# Front panel connection on motherboard



## greatmbrd (Nov 30, 2013)

I am facing issues in identifying the front panel pins on the zebronics zeb-945 socket 775 motherboard. 

I could not locate the manual of this motherboard on the internet.

On the board, I can only find 'F_PANEL' printed below these set of pins. But which pin is to be connected where is not known.

Please help me in locating the same. I need to connect the following
HDD LED - 2 wires
Power LED+ - 1 wire
Power LED- - 1 wire
Power switch - 2 wires
reset switch - 2 wires

The pins are not as per the standard layout which I know

1 3 5 7 9
2 4 6 8

Instead, they are something like this
1 3 - 5 7 9 11
2 - 4 6 - 10 12


----------



## Tyree (May 10, 2009)

If the Mobo came out of an OEM PC, it probably had a one piece proprietary connection.
What type of case are you using? The Front Panel wires should be marked.


----------



## [email protected] (Nov 16, 2004)

Here ya go: Front panel connections...

I think you're looking at the wrong connector.


----------



## greatmbrd (Nov 30, 2013)

I am sorry the layout is exactly as follows:

2 - 6 8 - 12 14 16
1 3 - 7 9 - 13 15

I am sure that it is the right connector on the motherboard. I find F_PANEL printed below this connector. There is no manual available on the zebronics website.


----------



## [email protected] (Nov 16, 2004)

Very strange. Following the links (using model # ZEB-P45 because they don't show a ZEB-945) shows the standard F-panel setup.

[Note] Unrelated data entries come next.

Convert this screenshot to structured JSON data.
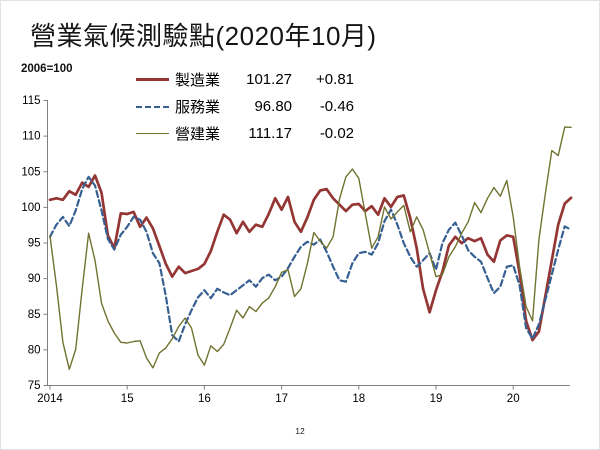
{
  "title": "營業氣候測驗點(2020年10月)",
  "axis_note": "2006=100",
  "page_number": "12",
  "colors": {
    "manufacturing": "#943634",
    "services": "#376092",
    "construction": "#717331",
    "axis": "#808080",
    "text": "#000000"
  },
  "legend": [
    {
      "label": "製造業",
      "value": "101.27",
      "change": "+0.81",
      "color": "#943634",
      "style": "solid-thick"
    },
    {
      "label": "服務業",
      "value": "96.80",
      "change": "-0.46",
      "color": "#376092",
      "style": "dashed"
    },
    {
      "label": "營建業",
      "value": "111.17",
      "change": "-0.02",
      "color": "#717331",
      "style": "solid-thin"
    }
  ],
  "chart_data": {
    "type": "line",
    "title": "營業氣候測驗點(2020年10月)",
    "y_axis_note": "2006=100",
    "x_unit": "month",
    "x_start": "2014-01",
    "x_end": "2020-10",
    "x_tick_labels": [
      "2014",
      "15",
      "16",
      "17",
      "18",
      "19",
      "20"
    ],
    "y_ticks": [
      75,
      80,
      85,
      90,
      95,
      100,
      105,
      110,
      115
    ],
    "ylim": [
      75,
      115
    ],
    "grid": false,
    "legend_position": "top",
    "series": [
      {
        "name": "製造業",
        "slug": "manufacturing",
        "color": "#943634",
        "line": "solid",
        "width": 2.7,
        "latest_value": 101.27,
        "monthly_change": 0.81,
        "values": [
          101.0,
          101.2,
          101.0,
          102.2,
          101.7,
          103.4,
          102.8,
          104.4,
          102.0,
          96.0,
          94.2,
          99.1,
          99.0,
          99.3,
          97.2,
          98.5,
          97.0,
          94.5,
          92.0,
          90.2,
          91.6,
          90.7,
          91.0,
          91.3,
          92.0,
          93.8,
          96.5,
          98.9,
          98.2,
          96.3,
          97.9,
          96.5,
          97.5,
          97.2,
          99.0,
          101.2,
          99.6,
          101.4,
          97.9,
          96.5,
          98.5,
          101.0,
          102.3,
          102.5,
          101.2,
          100.3,
          99.4,
          100.3,
          100.4,
          99.4,
          100.1,
          98.9,
          101.2,
          100.0,
          101.4,
          101.6,
          98.4,
          94.2,
          88.5,
          85.2,
          88.3,
          90.9,
          94.6,
          95.8,
          94.9,
          95.6,
          95.2,
          95.6,
          93.3,
          92.3,
          95.3,
          96.0,
          95.8,
          90.7,
          84.0,
          81.3,
          82.5,
          87.5,
          92.5,
          97.5,
          100.46,
          101.27
        ]
      },
      {
        "name": "服務業",
        "slug": "services",
        "color": "#376092",
        "line": "dashed",
        "width": 2.2,
        "latest_value": 96.8,
        "monthly_change": -0.46,
        "values": [
          95.8,
          97.5,
          98.6,
          97.3,
          99.5,
          102.5,
          104.2,
          103.0,
          99.5,
          95.5,
          94.0,
          96.1,
          97.2,
          98.6,
          98.2,
          96.5,
          93.5,
          92.1,
          87.5,
          82.0,
          81.1,
          83.5,
          85.5,
          87.3,
          88.3,
          87.2,
          88.5,
          88.0,
          87.6,
          88.3,
          89.0,
          89.7,
          88.8,
          90.0,
          90.5,
          89.7,
          90.2,
          91.4,
          93.0,
          94.4,
          95.1,
          94.7,
          95.4,
          93.7,
          91.6,
          89.7,
          89.5,
          92.1,
          93.5,
          93.7,
          93.3,
          94.9,
          98.0,
          99.6,
          97.5,
          94.9,
          93.0,
          91.6,
          92.5,
          93.5,
          91.2,
          94.9,
          96.8,
          97.8,
          96.0,
          93.9,
          93.0,
          92.3,
          90.0,
          87.9,
          88.8,
          91.6,
          91.8,
          89.0,
          83.0,
          81.5,
          83.5,
          87.0,
          90.5,
          94.0,
          97.26,
          96.8
        ]
      },
      {
        "name": "營建業",
        "slug": "construction",
        "color": "#717331",
        "line": "solid",
        "width": 1.4,
        "latest_value": 111.17,
        "monthly_change": -0.02,
        "values": [
          95.9,
          89.0,
          81.0,
          77.2,
          80.0,
          88.5,
          96.3,
          92.5,
          86.5,
          84.0,
          82.3,
          81.0,
          80.9,
          81.1,
          81.2,
          78.8,
          77.4,
          79.5,
          80.2,
          81.5,
          83.2,
          84.4,
          83.0,
          79.2,
          77.8,
          80.5,
          79.7,
          80.7,
          83.0,
          85.5,
          84.4,
          86.0,
          85.3,
          86.5,
          87.2,
          88.8,
          90.8,
          91.2,
          87.4,
          88.5,
          92.0,
          96.4,
          95.2,
          94.2,
          95.8,
          101.1,
          104.2,
          105.3,
          104.0,
          99.1,
          94.2,
          95.8,
          100.0,
          98.3,
          99.3,
          100.2,
          96.5,
          98.6,
          96.8,
          93.5,
          90.2,
          90.5,
          93.0,
          94.4,
          96.3,
          97.9,
          100.6,
          99.2,
          101.2,
          102.7,
          101.5,
          103.7,
          98.6,
          91.6,
          86.0,
          84.0,
          95.4,
          101.9,
          107.9,
          107.2,
          111.19,
          111.17
        ]
      }
    ]
  }
}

Don't know what to think about this one. 

I assume you show a " - " where there is no pin?


----------



## T_Rex (Oct 21, 2012)

It's basically the same as a Biostar 775 mobo I believe.


----------



## greatmbrd (Nov 30, 2013)

yes '-' indicates no pin.


----------



## Tyree (May 10, 2009)

Is the Mobo from an OEM PC?
What case are you using?
Are the Front Panel wires marked?


----------



## greatmbrd (Nov 30, 2013)

It is not supplied as a part of branded PC.

I am assembling a PC. 

All the wires in the cabinet are named and its a zebronics bijli cabinet.

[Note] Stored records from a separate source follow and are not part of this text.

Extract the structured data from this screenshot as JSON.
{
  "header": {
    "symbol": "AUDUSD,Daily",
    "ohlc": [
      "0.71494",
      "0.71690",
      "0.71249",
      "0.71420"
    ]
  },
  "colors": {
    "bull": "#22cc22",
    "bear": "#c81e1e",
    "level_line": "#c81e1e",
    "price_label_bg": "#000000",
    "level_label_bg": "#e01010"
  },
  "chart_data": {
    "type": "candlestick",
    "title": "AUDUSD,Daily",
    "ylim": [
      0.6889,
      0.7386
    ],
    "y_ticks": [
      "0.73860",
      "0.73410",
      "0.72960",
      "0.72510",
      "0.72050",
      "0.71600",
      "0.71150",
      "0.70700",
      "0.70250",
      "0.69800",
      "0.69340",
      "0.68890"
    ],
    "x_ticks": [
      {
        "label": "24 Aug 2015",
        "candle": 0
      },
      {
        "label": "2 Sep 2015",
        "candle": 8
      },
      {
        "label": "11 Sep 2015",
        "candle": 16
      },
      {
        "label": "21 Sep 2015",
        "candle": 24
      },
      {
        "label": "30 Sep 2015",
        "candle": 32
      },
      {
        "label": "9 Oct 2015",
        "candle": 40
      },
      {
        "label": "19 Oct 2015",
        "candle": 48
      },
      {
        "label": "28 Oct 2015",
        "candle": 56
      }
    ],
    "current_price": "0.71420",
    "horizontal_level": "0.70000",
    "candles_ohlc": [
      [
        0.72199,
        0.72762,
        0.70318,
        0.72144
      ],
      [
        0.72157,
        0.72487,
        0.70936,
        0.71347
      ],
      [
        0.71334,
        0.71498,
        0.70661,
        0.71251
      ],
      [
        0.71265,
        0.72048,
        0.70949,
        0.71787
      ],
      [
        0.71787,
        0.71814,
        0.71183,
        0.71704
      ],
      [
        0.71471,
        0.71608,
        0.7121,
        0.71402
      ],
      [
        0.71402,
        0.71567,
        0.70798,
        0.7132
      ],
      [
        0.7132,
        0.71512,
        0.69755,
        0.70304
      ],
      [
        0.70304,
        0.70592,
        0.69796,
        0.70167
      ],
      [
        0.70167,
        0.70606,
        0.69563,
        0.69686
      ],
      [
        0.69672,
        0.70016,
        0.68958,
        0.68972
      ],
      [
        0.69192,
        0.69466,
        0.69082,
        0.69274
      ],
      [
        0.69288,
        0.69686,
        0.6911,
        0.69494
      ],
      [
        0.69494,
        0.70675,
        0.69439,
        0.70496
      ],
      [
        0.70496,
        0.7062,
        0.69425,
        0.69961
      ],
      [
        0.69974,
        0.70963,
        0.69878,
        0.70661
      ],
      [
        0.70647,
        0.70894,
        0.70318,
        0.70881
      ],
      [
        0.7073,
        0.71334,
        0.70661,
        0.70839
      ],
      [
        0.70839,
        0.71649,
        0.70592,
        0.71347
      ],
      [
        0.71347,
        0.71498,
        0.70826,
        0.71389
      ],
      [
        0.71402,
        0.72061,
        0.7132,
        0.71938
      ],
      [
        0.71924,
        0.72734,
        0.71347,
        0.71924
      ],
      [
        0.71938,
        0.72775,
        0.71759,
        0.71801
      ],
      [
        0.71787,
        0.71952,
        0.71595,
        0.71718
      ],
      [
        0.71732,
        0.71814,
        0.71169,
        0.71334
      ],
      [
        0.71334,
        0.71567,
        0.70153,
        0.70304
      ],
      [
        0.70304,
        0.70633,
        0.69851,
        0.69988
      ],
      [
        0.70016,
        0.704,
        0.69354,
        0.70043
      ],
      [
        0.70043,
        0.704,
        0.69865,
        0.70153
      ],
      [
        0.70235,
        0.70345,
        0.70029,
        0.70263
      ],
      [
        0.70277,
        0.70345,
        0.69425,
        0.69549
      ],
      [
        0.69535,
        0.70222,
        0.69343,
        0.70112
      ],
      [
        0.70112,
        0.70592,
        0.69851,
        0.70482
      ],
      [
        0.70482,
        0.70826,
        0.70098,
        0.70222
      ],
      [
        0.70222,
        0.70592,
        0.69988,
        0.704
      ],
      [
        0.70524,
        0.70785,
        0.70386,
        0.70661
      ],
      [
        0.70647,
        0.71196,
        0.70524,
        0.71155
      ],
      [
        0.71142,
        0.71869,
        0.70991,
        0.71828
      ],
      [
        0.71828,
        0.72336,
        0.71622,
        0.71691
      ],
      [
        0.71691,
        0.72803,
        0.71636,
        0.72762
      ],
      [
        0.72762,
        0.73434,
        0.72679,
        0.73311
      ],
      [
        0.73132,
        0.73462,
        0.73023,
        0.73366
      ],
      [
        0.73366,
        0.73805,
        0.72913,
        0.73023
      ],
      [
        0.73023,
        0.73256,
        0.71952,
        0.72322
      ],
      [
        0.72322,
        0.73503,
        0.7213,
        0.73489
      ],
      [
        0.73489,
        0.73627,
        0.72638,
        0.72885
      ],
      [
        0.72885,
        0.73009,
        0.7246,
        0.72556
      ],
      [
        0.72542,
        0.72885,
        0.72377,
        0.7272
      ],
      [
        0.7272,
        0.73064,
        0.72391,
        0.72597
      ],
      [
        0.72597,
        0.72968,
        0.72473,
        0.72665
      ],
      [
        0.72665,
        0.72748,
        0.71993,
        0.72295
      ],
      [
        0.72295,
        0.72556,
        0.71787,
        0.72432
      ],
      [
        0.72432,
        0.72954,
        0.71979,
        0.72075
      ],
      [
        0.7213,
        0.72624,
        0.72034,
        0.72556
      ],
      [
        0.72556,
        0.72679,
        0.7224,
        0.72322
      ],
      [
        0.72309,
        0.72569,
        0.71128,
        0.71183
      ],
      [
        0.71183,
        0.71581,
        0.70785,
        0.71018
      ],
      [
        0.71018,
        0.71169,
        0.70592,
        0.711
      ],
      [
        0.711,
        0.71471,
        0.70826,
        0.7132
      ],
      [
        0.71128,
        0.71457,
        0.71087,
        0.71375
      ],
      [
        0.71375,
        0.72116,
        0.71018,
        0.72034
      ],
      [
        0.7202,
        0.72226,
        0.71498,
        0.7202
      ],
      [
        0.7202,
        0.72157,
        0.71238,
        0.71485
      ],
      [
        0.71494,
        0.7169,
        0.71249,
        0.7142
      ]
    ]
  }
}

Finally, after quite a struggle, I have identified the right pins for all wires except power LED+ and -


----------



## [email protected] (Nov 16, 2004)

How about a picture posted here?

And/or a drawing showing what you've figured out so far.


----------



## joeten (Dec 4, 2008)

See here Hardware Drivers - Zebronics - Always Ahead - Largest Range of Peripherals


----------